Lemma. For sets $A, B$ with $|X|=|Y|=m \in \mathbb{N}$ there exists exactly $m! = 1 \cdot 2 \cdot \ldots \cdot m$ pairwise distinct bijective maps between $X$ and $Y$.
Proof is left as an exercise.
Looks like the proof has to do with combinatorics but don't know how to make a fist assumption/claim.
Things we can conclude:
- We have $n$ elements from which we want to know the number of ways to choose $k$ elements, thus the size of both our sets $X$ and $Y$ is $\binom{n}{k}$.
- Symmetry Rule for the Binomial Coefficient states that $\binom{n}{k} = \binom{n}{n-k}$. Therefore, we could say that $|X| = \binom{n}{k}$ and $|Y| = \binom{n}{n-k}$
I do not know if that is even useful and, if so, where to go from there.

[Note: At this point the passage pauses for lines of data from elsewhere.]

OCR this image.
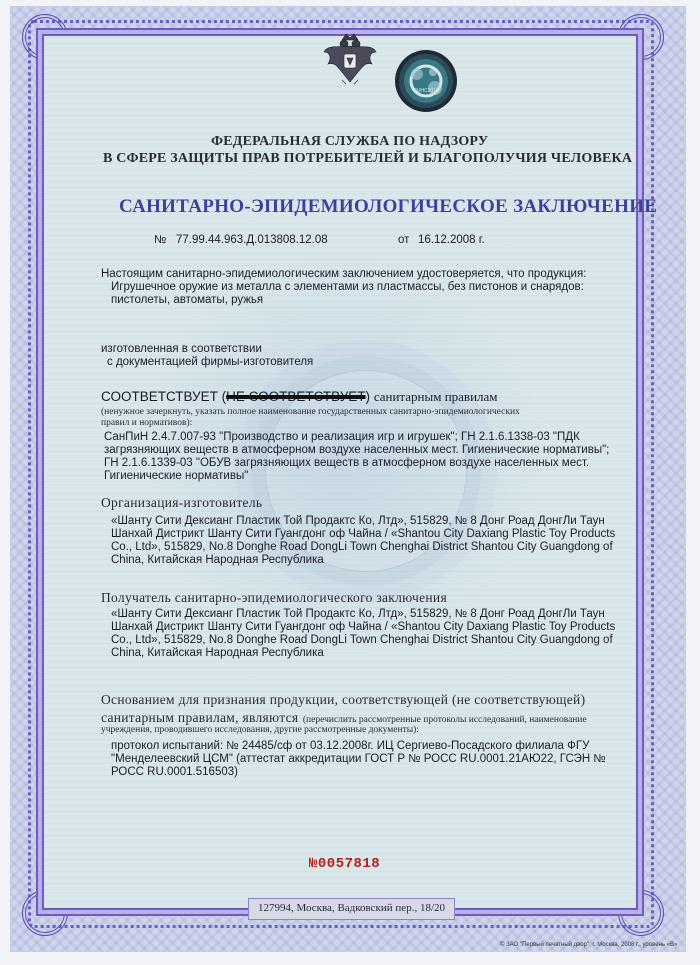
DUHC2016
ФЕДЕРАЛЬНАЯ СЛУЖБА ПО НАДЗОРУ
В СФЕРЕ ЗАЩИТЫ ПРАВ ПОТРЕБИТЕЛЕЙ И БЛАГОПОЛУЧИЯ ЧЕЛОВЕКА
САНИТАРНО-ЭПИДЕМИОЛОГИЧЕСКОЕ ЗАКЛЮЧЕНИЕ
№ 77.99.44.963.Д.013808.12.08	от 16.12.2008 г.
Настоящим санитарно-эпидемиологическим заключением удостоверяется, что продукция:
Игрушечное оружие из металла с элементами из пластмассы, без пистонов и снарядов:
пистолеты, автоматы, ружья
изготовленная в соответствии
с документацией фирмы-изготовителя
СООТВЕТСТВУЕТ (НЕ СООТВЕТСТВУЕТ) санитарным правилам
(ненужное зачеркнуть, указать полное наименование государственных санитарно-эпидемиологических
правил и нормативов):
СанПиН 2.4.7.007-93 "Производство и реализация игр и игрушек"; ГН 2.1.6.1338-03 "ПДК
загрязняющих веществ в атмосферном воздухе населенных мест. Гигиенические нормативы";
ГН 2.1.6.1339-03 "ОБУВ загрязняющих веществ в атмосферном воздухе населенных мест.
Гигиенические нормативы"
Организация-изготовитель
«Шанту Сити Дексианг Пластик Той Продактс Ко, Лтд», 515829, № 8 Донг Роад ДонгЛи Таун
Шанхай Дистрикт Шанту Сити Гуангдонг оф Чайна / «Shantou City Daxiang Plastic Toy Products
Co., Ltd», 515829, No.8 Donghe Road DongLi Town Chenghai District Shantou City Guangdong of
China, Китайская Народная Республика
Получатель санитарно-эпидемиологического заключения
«Шанту Сити Дексианг Пластик Той Продактс Ко, Лтд», 515829, № 8 Донг Роад ДонгЛи Таун
Шанхай Дистрикт Шанту Сити Гуангдонг оф Чайна / «Shantou City Daxiang Plastic Toy Products
Co., Ltd», 515829, No.8 Donghe Road DongLi Town Chenghai District Shantou City Guangdong of
China, Китайская Народная Республика
Основанием для признания продукции, соответствующей (не соответствующей)
санитарным правилам, являются (перечислить рассмотренные протоколы исследований, наименование
учреждения, проводившего исследования, другие рассмотренные документы):
протокол испытаний: № 24485/сф от 03.12.2008г. ИЦ Сергиево-Посадского филиала ФГУ
"Менделеевский ЦСМ" (аттестат аккредитации ГОСТ Р № РОСС RU.0001.21АЮ22, ГСЭН №
РОСС RU.0001.516503)
№0057818
127994, Москва, Вадковский пер., 18/20
© ЗАО "Первый печатный двор", г. Москва, 2008 г., уровень «В»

Liesen, J., Mehrmann, V. 2015. Linear Algebra. Berlin, Germany.: Springer.
Best Answer
HINT: Prove it by induction on $m$. Note that it suffices to assume that $X=\{1,2,\ldots,m\}$. (Why?) The case $m=1$ is trivial. At the induction step consider the number of choices for $f(m+1)$ and then the number of possibilities for $f\upharpoonright\{1,2,\ldots,m\}$.